Technology stocks across the region took a beating after Dellconfirmed the industry's long-standing fears of a demand slowdown. LG Electronics, the world's No.4 handset maker, plunged 9 percent while Taiwanese electronics gear maker Hon Hai, dropped 6.9 percent.
Oil prices rose above $116 a barrel Monday, as a quarter of U.S. crude production was shuttered because of Hurricane Gustav. Gustav was expected to strike land west of New Orleans, on the Louisiana coast, only days after the somber anniversary of Hurricane Katrina's devastation in 2005, though the storm was not expected to strengthen significantly once it made landfall.
The U.S. dollar rose against major currencies, extending last month's biggest rally in more than a decade, on the view the U.S. economy is likely to recover quicker than other major economies that are probably still shrinking. The dollar's rally was striking since it took place with oil prices also rising, which showed the crude market's singular focus on Gustav. Wall Street is closed Monday for the Labor Day holiday.
South Korea's KOSPI plunged 4 percent led by techs on an increasingly grim outlook, while a falling won currency stoked worries about costs of foreign denominated debts and raw materials, sending airlines tumbling. LG Electronics and Hynix Semiconductor both nosedived. Korean Air Line tanked nearly 15 percent and Asiana Airlines lost almost 11 percent.
Japan's Nikkei 225 Average shed 1.8 percent, its biggest one-day percentage loss in nearly two weeks, as Honda Motor and other exporters fell on worries about the economy and a slightly stronger yen. Kyocera and other high-tech shares fell on
concerns that an economic chill will prompt manufacturers around the world to cut back on technology spending, while losses in other Asian stock markets helped drag the overall market lower.
Australian shares finished 0.3 percent lower, tracking losses on Wall Street last week, with
top miners lower on weaker base metals prices.

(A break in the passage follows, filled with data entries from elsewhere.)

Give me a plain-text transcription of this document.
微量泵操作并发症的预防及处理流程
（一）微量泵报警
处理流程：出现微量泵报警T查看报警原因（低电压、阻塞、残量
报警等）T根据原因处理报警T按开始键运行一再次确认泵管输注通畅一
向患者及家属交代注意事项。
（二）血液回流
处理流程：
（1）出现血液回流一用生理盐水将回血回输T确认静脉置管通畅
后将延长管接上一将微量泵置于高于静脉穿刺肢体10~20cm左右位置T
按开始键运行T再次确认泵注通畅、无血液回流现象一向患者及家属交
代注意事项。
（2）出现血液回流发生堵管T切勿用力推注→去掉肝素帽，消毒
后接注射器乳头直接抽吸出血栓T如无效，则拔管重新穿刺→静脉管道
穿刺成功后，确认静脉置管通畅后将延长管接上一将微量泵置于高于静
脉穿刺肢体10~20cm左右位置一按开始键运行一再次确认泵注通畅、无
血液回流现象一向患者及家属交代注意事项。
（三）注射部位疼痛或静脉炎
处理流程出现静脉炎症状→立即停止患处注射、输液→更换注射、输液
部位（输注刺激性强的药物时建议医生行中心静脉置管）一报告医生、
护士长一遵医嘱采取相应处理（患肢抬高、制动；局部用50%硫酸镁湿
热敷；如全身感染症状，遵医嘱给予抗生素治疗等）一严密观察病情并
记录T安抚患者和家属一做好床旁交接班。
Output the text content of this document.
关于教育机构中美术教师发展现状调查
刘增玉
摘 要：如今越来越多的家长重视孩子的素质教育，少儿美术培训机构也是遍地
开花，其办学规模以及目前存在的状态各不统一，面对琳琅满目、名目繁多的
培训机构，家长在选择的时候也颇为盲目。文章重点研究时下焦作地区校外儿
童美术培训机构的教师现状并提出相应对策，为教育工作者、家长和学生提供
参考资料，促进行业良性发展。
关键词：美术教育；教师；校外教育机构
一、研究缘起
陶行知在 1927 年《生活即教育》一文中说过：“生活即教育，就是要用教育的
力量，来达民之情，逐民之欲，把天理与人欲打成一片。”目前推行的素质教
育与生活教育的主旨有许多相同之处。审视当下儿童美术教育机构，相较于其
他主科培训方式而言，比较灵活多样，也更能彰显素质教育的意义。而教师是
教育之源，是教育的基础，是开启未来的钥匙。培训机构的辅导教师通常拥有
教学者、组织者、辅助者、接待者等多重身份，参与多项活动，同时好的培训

Hong Kong shares started the new month on a weak note, down 1.7 percent, as lingering worries over slowing corporate profitability sparked further selling of blue-chip stocks. Shares in Chinese PC maker Lenovo Group tumbled over 7 percent after Dell warned that companies worldwide were cutting technology spending.
Singapore's Straits Times Index fell more than 1 percent. Shipping stocks fell on investor concerns over a possible rise in the cost of ship fuel as oil prices climbed because a hurricane shut down oil production in the U.S. Gulf Coast, traders said. Shares in Neptune Orient Lines and Cosco both declined.
China's Shanghai Composite Index sank 3 percent after corporate earnings for the first half of this year confirmed a trend of slowing earnings growth. Shares in SAIC Motor, China's biggest car maker, dropped 3 percent after the company reported on Saturday a 28 percent drop in first-half net profit.